Cerco di capirci qualcosa insieme a voi…cercando di informarmi ho scoperto che il testo unico sulle droghe 309/90 prevede, tra le altre cose, che “Ogni tre anni venga convocata una conferenza nazionale sulle droghe anche al fine di individuare eventuali correzioni alla legislazione antidroga”….interessante…allora ho cercato di capire quando fosse stato fatto l’ultima…ebbene l’ultima conferenza nazionale sugli stupefacenti si è tenuta a Trieste dal 12 al 14 marzo 2009…nel 2009 capito? Ma come mai? Bah…questo non è molto chiaro…comunque la buona notizia è che la Dadone ha subito dichiarato di volerla convocare.

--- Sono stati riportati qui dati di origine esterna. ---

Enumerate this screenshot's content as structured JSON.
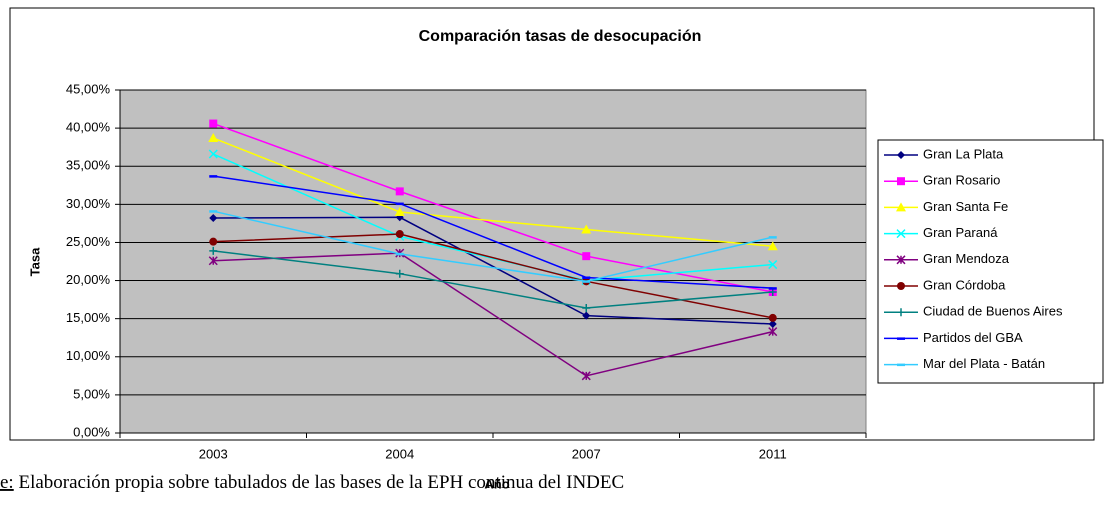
{
  "chart_data": {
    "type": "line",
    "title": "Comparación tasas de desocupación",
    "ylabel": "Tasa",
    "xlabel": "Año",
    "source_prefix": "e:",
    "source": " Elaboración propia sobre tabulados de las bases de la EPH continua del INDEC",
    "categories": [
      "2003",
      "2004",
      "2007",
      "2011"
    ],
    "ylim": [
      0,
      45
    ],
    "yticks": [
      {
        "value": 0,
        "label": "0,00%"
      },
      {
        "value": 5,
        "label": "5,00%"
      },
      {
        "value": 10,
        "label": "10,00%"
      },
      {
        "value": 15,
        "label": "15,00%"
      },
      {
        "value": 20,
        "label": "20,00%"
      },
      {
        "value": 25,
        "label": "25,00%"
      },
      {
        "value": 30,
        "label": "30,00%"
      },
      {
        "value": 35,
        "label": "35,00%"
      },
      {
        "value": 40,
        "label": "40,00%"
      },
      {
        "value": 45,
        "label": "45,00%"
      }
    ],
    "grid": true,
    "legend": "right",
    "series": [
      {
        "name": "Gran La Plata",
        "color": "#000080",
        "marker": "diamond",
        "values": [
          28.2,
          28.3,
          15.4,
          14.3
        ]
      },
      {
        "name": "Gran Rosario",
        "color": "#ff00ff",
        "marker": "square",
        "values": [
          40.6,
          31.7,
          23.2,
          18.5
        ]
      },
      {
        "name": "Gran Santa Fe",
        "color": "#ffff00",
        "marker": "triangle",
        "values": [
          38.7,
          29.0,
          26.7,
          24.5
        ]
      },
      {
        "name": "Gran Paraná",
        "color": "#00ffff",
        "marker": "x",
        "values": [
          36.6,
          25.8,
          20.0,
          22.1
        ]
      },
      {
        "name": "Gran Mendoza",
        "color": "#800080",
        "marker": "star",
        "values": [
          22.6,
          23.6,
          7.5,
          13.3
        ]
      },
      {
        "name": "Gran Córdoba",
        "color": "#800000",
        "marker": "circle",
        "values": [
          25.1,
          26.1,
          19.9,
          15.1
        ]
      },
      {
        "name": "Ciudad de Buenos Aires",
        "color": "#008080",
        "marker": "plus",
        "values": [
          23.9,
          20.9,
          16.4,
          18.5
        ]
      },
      {
        "name": "Partidos del GBA",
        "color": "#0000ff",
        "marker": "dash",
        "values": [
          33.7,
          30.1,
          20.4,
          19.0
        ]
      },
      {
        "name": "Mar del Plata - Batán",
        "color": "#33ccff",
        "marker": "dash",
        "values": [
          29.1,
          23.5,
          19.9,
          25.7
        ]
      }
    ]
  }
}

Sempre cercando di capirci un po di più, ho scoperto che la legge ex Cirielli (l. 251/05), che pone ostacoli all’accesso alle misure alternative per i recidivi, e molti tossicodipendenti comprensibilmente sono recidivi, nonché la legge Fini-Giovanardi (l. 49/2006), rendono più difficile l’accesso alle misure alternative per i tossicodipendenti, limitando ad esempio il numero delle concessioni, accentuando la natura custodialistica, anziché terapeutica, della misura e dettando tempi troppo stretti per la presentazione della documentazione….

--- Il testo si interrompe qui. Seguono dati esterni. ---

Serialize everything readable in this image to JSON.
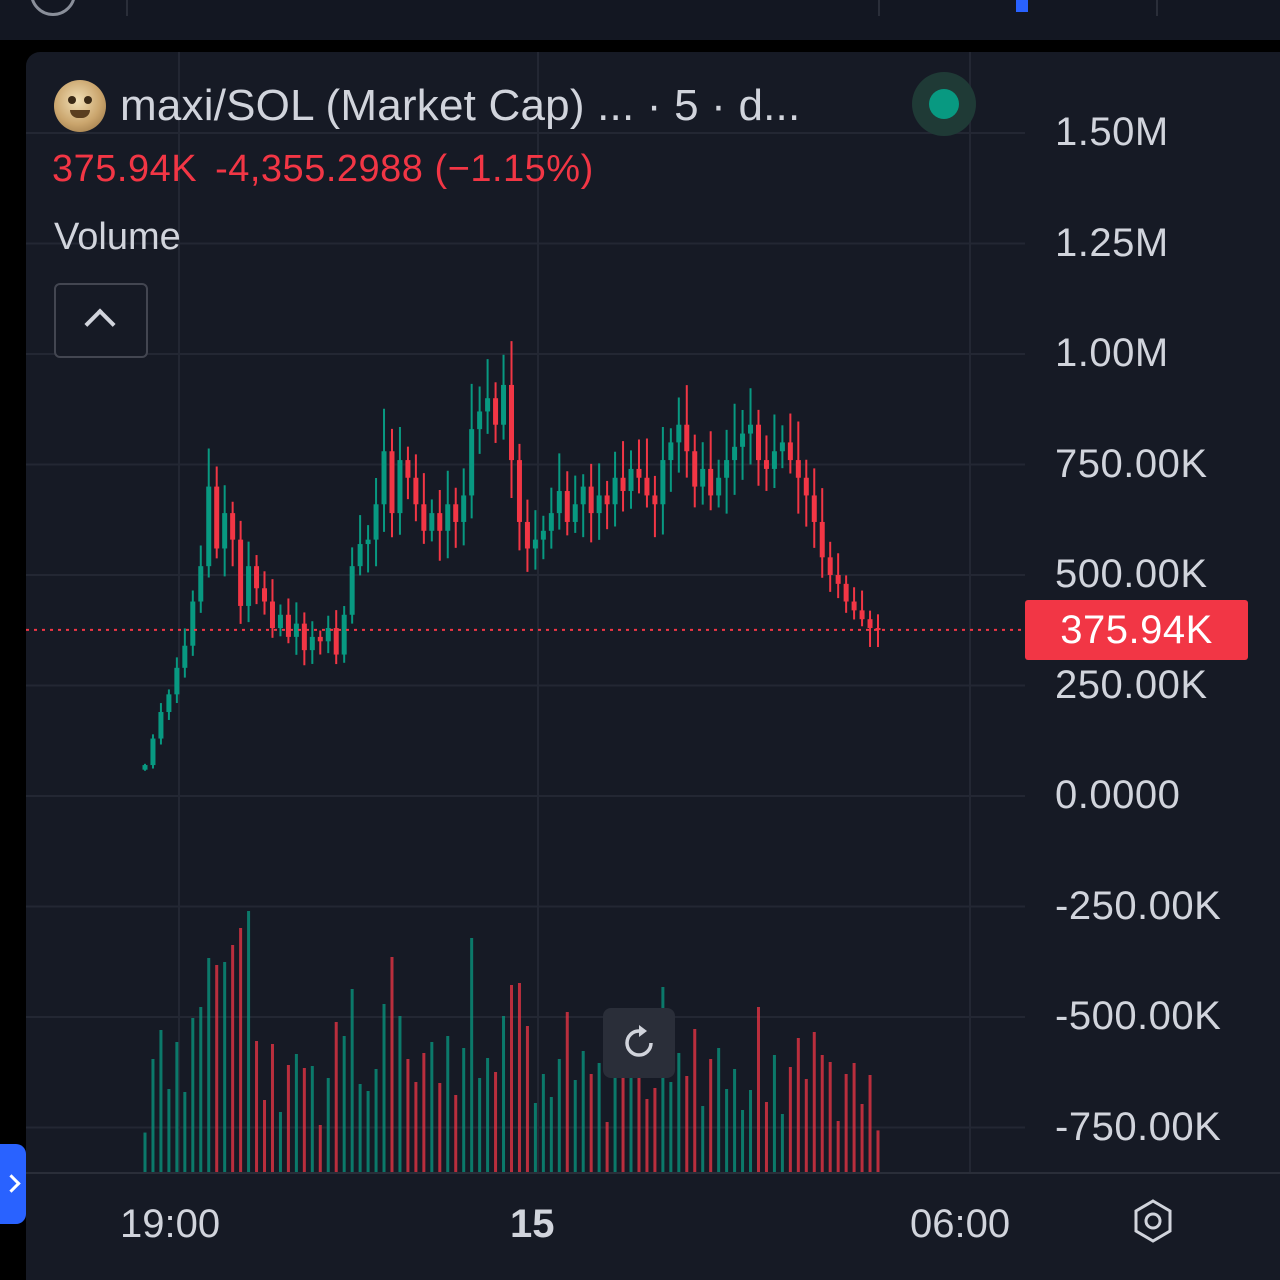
{
  "header": {
    "title": "maxi/SOL (Market Cap) ... · 5 · d...",
    "last_price": "375.94K",
    "change": "-4,355.2988 (−1.15%)",
    "volume_label": "Volume"
  },
  "colors": {
    "background": "#161a25",
    "up": "#089981",
    "down": "#f23645",
    "text": "#d1d4dc",
    "grid": "#232733"
  },
  "chart_data": {
    "type": "candlestick",
    "interval": "5",
    "y_axis": {
      "ticks": [
        "1.50M",
        "1.25M",
        "1.00M",
        "750.00K",
        "500.00K",
        "250.00K",
        "0.0000",
        "-250.00K",
        "-500.00K",
        "-750.00K"
      ],
      "tick_values": [
        1500000,
        1250000,
        1000000,
        750000,
        500000,
        250000,
        0,
        -250000,
        -500000,
        -750000
      ]
    },
    "x_axis": {
      "ticks": [
        "19:00",
        "15",
        "06:00"
      ]
    },
    "last_value": 375940,
    "last_value_label": "375.94K",
    "candle_closes_K": [
      70,
      130,
      190,
      230,
      290,
      340,
      440,
      520,
      700,
      560,
      640,
      580,
      430,
      520,
      470,
      440,
      380,
      410,
      360,
      390,
      330,
      360,
      350,
      380,
      320,
      410,
      520,
      570,
      580,
      660,
      780,
      640,
      760,
      720,
      660,
      600,
      640,
      600,
      660,
      620,
      680,
      830,
      870,
      900,
      840,
      930,
      760,
      620,
      560,
      580,
      600,
      640,
      690,
      620,
      660,
      700,
      640,
      680,
      660,
      720,
      690,
      740,
      720,
      680,
      660,
      760,
      800,
      840,
      780,
      700,
      740,
      680,
      720,
      760,
      790,
      820,
      840,
      760,
      740,
      780,
      800,
      760,
      720,
      680,
      620,
      540,
      500,
      480,
      440,
      420,
      400,
      380,
      376
    ],
    "volume_series_note": "bars in lower pane, unscaled"
  },
  "ui": {
    "reset_icon": "reset-icon",
    "settings_icon": "settings-icon",
    "collapse_icon": "chevron-up-icon"
  }
}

Come mai? Perché rendere l’accesso alle misure alternative al carcere per i tossicodipendenti più difficili? Perché riempire le carceri di tossici, anziché di delinquenti veri? Ma niente niente questa cosa è voluta?…riempio le carceri di poveri disgraziati, vittime di una società malata e non ho più posti per quelli che in carcere dovrebbero starci veramente…
Siamo certi che il proibizionismo e il pugno duro sia la soluzione migliore? Il proibizionismo pretende di risolvere i problemi sanitari legati alla droga? Ma non è che al contrario vuole ingrassare le mafie mondiali e favorire l’ingresso nel mercato nero della droga di sostanze sintetiche nuove e poco conosciute e quindi molto più pericolose?
Che le politiche proibizioniste abbiano clamorosamente fallito è sotto gli occhi di tutti. La criminalità organizzata fa miliardi con il controllo del mercato della droga.

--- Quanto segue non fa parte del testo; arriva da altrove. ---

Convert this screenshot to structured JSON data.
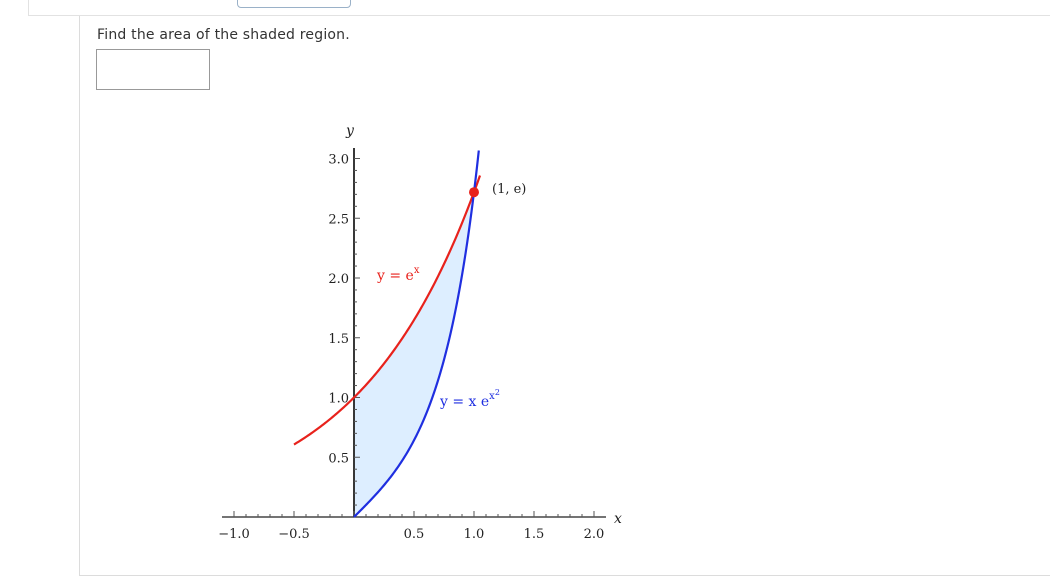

Una marea di denaro sporco che inquina l’economia legale e provoca danni economici, sanitari e di ordine pubblico alle finanze dello stato.

Ma da dove è partito tutto ciò? Chi ha voluto tutto questo? Indovinate un po’? Dalla legge Fini-Giovanardi, che oltretutto è stata dichiarata illegittima nel 2014 dalla Corte Costituzionale…guardacaso è quella legge che ha avviato al regime carcerario migliaia di piccoli spacciatori contribuendo al sovraffollamento delle nostre carceri e provocando il ripetersi di episodi tragici come ad esempio quello di Stefano Cucchi.

Ma siamo veramente sicuri che per la destra la questione droga sia solo un fatto ideologico?…a voi trarre le conclusioni.